Here are some ways to make the most out of a 401(a) or any other tax-advantaged retirement account:

  • Understand the Rules. As with other tax-advantaged retirement accounts, there are strict rules about what you can do with the money in a 401(a) account. If you take money out before you reach age 59½, you may face a 10% penalty, except for certain emergency expenses. It is important to understand the rules for holding and closing your account to avoid unexpected tax implications.
  • Understand the fees. In addition to taxes, there are also fees associated with a 401(a) account that are used to offset the administrative costs of maintaining your investment account. High plan fees can easily eat into your portfolio gains, so it is important to talk to your employer and understand how much the plan will actually cost you.

What Happens to My 401(a) Plan When I Quit?

The money in your 401(a) or other employer-sponsored retirement account belongs to you, even after you leave the employer. When you lose your job, that money can be taken as a distribution (with a possible early withdrawal penalty) or rolled into a different retirement account, such as an IRA.

What’s the Difference Between a 401(a) and 403(b)?
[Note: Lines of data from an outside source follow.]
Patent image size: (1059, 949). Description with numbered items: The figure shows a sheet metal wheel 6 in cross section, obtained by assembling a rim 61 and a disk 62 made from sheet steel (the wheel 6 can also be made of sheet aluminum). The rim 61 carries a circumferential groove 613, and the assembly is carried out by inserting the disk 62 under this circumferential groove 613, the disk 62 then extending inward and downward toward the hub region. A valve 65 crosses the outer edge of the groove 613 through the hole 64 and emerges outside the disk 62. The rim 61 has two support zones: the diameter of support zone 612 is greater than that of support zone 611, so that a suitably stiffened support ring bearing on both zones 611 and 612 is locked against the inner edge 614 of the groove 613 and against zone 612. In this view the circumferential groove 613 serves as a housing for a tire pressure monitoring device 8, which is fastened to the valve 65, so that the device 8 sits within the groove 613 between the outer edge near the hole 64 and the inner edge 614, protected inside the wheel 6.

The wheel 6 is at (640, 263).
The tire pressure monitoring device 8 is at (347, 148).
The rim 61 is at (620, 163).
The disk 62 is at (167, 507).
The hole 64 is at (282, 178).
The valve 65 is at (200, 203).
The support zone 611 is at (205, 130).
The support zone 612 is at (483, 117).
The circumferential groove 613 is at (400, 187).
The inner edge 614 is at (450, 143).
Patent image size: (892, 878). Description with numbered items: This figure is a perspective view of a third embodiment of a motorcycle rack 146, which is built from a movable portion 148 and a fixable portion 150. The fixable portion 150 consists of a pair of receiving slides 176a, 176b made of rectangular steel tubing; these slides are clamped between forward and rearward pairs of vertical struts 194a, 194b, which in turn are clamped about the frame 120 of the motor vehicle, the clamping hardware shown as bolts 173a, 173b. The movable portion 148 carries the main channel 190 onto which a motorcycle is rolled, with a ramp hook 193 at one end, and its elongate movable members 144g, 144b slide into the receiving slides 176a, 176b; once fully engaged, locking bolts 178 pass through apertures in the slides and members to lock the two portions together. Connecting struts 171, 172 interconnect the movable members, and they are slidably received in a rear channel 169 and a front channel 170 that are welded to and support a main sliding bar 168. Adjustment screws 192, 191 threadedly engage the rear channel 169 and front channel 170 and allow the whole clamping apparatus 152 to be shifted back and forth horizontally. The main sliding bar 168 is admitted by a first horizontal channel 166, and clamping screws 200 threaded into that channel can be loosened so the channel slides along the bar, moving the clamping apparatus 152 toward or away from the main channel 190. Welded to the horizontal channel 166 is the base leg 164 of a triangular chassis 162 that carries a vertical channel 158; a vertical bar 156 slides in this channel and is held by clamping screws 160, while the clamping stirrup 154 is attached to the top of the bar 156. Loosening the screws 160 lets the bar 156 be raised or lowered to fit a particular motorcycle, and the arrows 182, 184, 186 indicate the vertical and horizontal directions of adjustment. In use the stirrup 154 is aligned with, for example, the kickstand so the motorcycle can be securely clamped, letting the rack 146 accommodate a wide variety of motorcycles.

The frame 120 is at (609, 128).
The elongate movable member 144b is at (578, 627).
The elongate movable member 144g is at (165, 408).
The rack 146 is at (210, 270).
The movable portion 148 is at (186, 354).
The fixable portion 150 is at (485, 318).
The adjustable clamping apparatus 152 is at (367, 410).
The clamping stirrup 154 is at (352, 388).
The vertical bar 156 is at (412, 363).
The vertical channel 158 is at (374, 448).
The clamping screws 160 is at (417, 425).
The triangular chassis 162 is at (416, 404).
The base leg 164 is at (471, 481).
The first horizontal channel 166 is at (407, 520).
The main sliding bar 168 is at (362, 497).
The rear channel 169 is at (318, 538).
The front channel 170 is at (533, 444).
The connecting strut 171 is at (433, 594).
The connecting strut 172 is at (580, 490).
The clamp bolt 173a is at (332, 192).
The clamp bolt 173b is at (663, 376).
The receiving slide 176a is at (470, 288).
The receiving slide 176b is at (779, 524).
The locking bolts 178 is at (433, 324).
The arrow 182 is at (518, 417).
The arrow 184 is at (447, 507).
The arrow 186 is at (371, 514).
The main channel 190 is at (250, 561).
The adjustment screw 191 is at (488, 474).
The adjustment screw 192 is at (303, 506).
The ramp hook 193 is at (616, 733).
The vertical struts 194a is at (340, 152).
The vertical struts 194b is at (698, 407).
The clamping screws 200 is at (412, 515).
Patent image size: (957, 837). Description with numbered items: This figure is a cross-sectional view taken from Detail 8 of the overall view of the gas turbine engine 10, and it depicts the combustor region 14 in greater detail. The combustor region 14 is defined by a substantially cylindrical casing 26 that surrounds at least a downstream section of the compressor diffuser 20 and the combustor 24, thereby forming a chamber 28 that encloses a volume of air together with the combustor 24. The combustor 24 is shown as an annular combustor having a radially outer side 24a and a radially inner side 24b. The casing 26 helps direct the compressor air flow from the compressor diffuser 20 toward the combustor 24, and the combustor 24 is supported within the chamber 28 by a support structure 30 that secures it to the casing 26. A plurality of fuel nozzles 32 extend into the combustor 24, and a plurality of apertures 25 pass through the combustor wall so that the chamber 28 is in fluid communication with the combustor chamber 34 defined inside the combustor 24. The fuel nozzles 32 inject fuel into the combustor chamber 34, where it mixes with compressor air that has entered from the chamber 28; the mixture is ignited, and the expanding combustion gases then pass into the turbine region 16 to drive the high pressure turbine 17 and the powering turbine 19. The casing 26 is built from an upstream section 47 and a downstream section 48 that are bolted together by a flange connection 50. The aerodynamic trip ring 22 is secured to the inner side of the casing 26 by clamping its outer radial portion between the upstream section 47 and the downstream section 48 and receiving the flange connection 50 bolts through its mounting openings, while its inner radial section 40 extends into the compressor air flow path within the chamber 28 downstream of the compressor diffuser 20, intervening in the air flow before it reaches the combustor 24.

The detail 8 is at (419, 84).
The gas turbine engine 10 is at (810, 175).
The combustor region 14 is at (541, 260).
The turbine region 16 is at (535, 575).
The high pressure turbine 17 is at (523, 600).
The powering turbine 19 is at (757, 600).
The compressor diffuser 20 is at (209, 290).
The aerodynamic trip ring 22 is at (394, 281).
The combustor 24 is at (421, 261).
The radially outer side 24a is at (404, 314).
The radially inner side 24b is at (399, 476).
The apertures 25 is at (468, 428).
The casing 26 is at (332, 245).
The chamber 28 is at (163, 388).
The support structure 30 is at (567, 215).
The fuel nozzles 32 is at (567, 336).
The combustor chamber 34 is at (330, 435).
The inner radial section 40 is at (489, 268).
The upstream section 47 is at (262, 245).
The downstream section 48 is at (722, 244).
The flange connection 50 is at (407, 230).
A 401(a) plan and a 403(b) are both types of tax-advantaged retirement plans available to certain public-sector employees. Unlike a 401(a), a 403(b) plan is aimed at employees of public schools and tax-exempt organizations, and their investment options are limited to annuities or mutual funds. The main difference is that an employer can make participation in a 401(a) plan mandatory, while it remains voluntary for employees to participate in a 403(b).

How Much Can I Invest in a 401(a) Plan?

A 401(a) plan does not have the same investment limits as a 401(k) plan. Most plans cap voluntary contributions to 25% of the employee’s take-home pay.

The Bottom Line

A 401(a) plan is a type of tax-advantaged account that allows public-sector employees to save for retirement. These plans typically offer fewer investment options than other types of plans, and they are also relatively low-risk. Although employers can make participation mandatory, there are may also be a tax credit for those who contribute to a 401(a).